Speaking late last week with Reuters, Duesmann noted that electric vehicles make Audi almost as much money in profits as petrol vehicles.
“The point where we earn as much money with electric cars as with combustion engine cars is now, or… next year, 2023. They are very even now, the prices,” he said.
While electric vehicles are among the hardest hit by the global semiconductor shortage that’s laying waste to vehicle manufacturing worldwide, most manufacturers are now starting to enjoy the fruits of their research and development labour.
The expensive R&D costs associated with early electric vehicles are, in the cases of most brands, starting to be counteracted by the profits being raked in as that technology gets spread across more vehicles; growing scale and shrinking costs on a per-vehicle basis.
In Audi’s case, while its first fully electric mass-produced vehicle, the e-tron SUV, would likely have been an expensive exercise. That’s now being counteracted by the slew of EVs the brand has released since, including the e-tron GT and Q4 e-tron.

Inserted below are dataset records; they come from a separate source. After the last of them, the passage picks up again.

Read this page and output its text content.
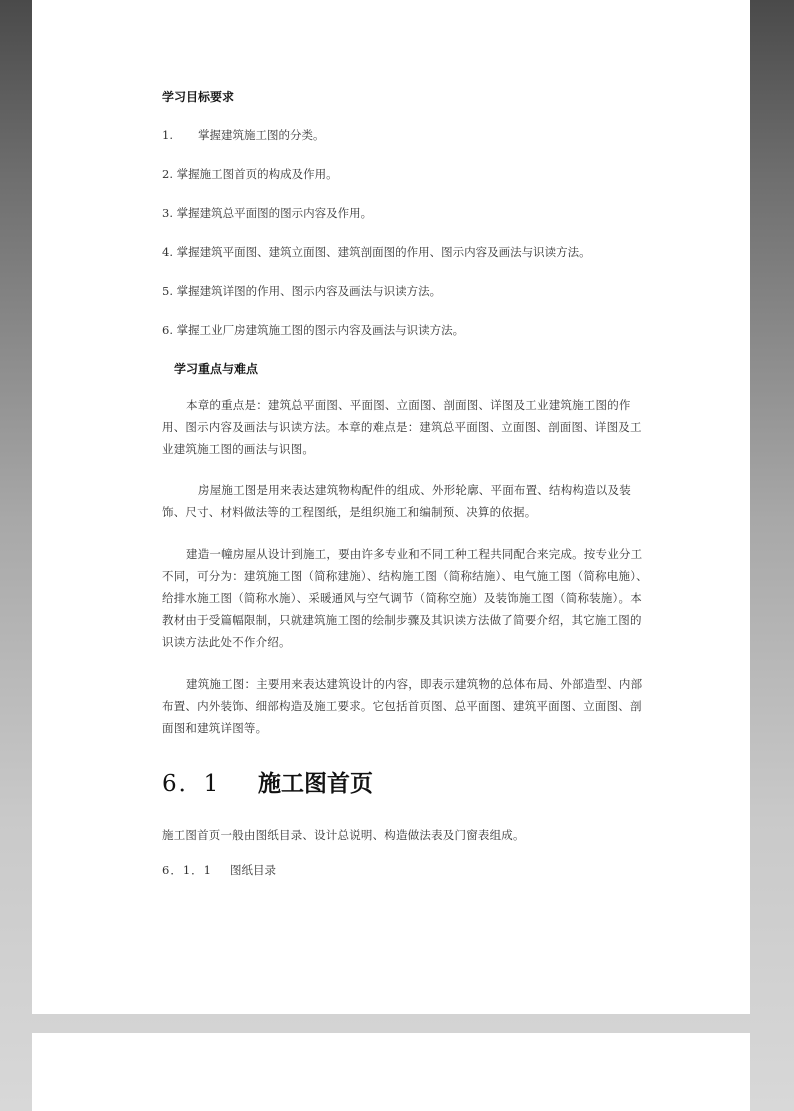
学习目标要求
1. 掌握建筑施工图的分类。
2. 掌握施工图首页的构成及作用。
3. 掌握建筑总平面图的图示内容及作用。
4. 掌握建筑平面图、建筑立面图、建筑剖面图的作用、图示内容及画法与识读方法。
5. 掌握建筑详图的作用、图示内容及画法与识读方法。
6. 掌握工业厂房建筑施工图的图示内容及画法与识读方法。
学习重点与难点

本章的重点是：建筑总平面图、平面图、立面图、剖面图、详图及工业建筑施工图的作用、图示内容及画法与识读方法。本章的难点是：建筑总平面图、立面图、剖面图、详图及工业建筑施工图的画法与识图。

房屋施工图是用来表达建筑物构配件的组成、外形轮廓、平面布置、结构构造以及装饰、尺寸、材料做法等的工程图纸，是组织施工和编制预、决算的依据。

建造一幢房屋从设计到施工，要由许多专业和不同工种工程共同配合来完成。按专业分工不同，可分为：建筑施工图（简称建施）、结构施工图（简称结施）、电气施工图（简称电施）、给排水施工图（简称水施）、采暖通风与空气调节（简称空施）及装饰施工图（简称装施）。本教材由于受篇幅限制，只就建筑施工图的绘制步骤及其识读方法做了简要介绍，其它施工图的识读方法此处不作介绍。

建筑施工图：主要用来表达建筑设计的内容，即表示建筑物的总体布局、外部造型、内部布置、内外装饰、细部构造及施工要求。它包括首页图、总平面图、建筑平面图、立面图、剖面图和建筑详图等。

6．1	施工图首页

施工图首页一般由图纸目录、设计总说明、构造做法表及门窗表组成。

6．1．1	图纸目录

Admittedly, Duesmann’s comments are curiously timed, having been made in the same week as reports emerged online detailing the rapidly rising price of lithium. It’s said that the rise is directly linked to the growing demand for EVs.
On the semiconductor shortage, Duesmann noted to Reuters that it’s been a significant challenge for Audi to manage, noting that the shortage is a “perfect storm”.
In response to the shortage, Duesmann said that Audi has been busy shoring up its relationships with suppliers to lessen the chance of history repeating.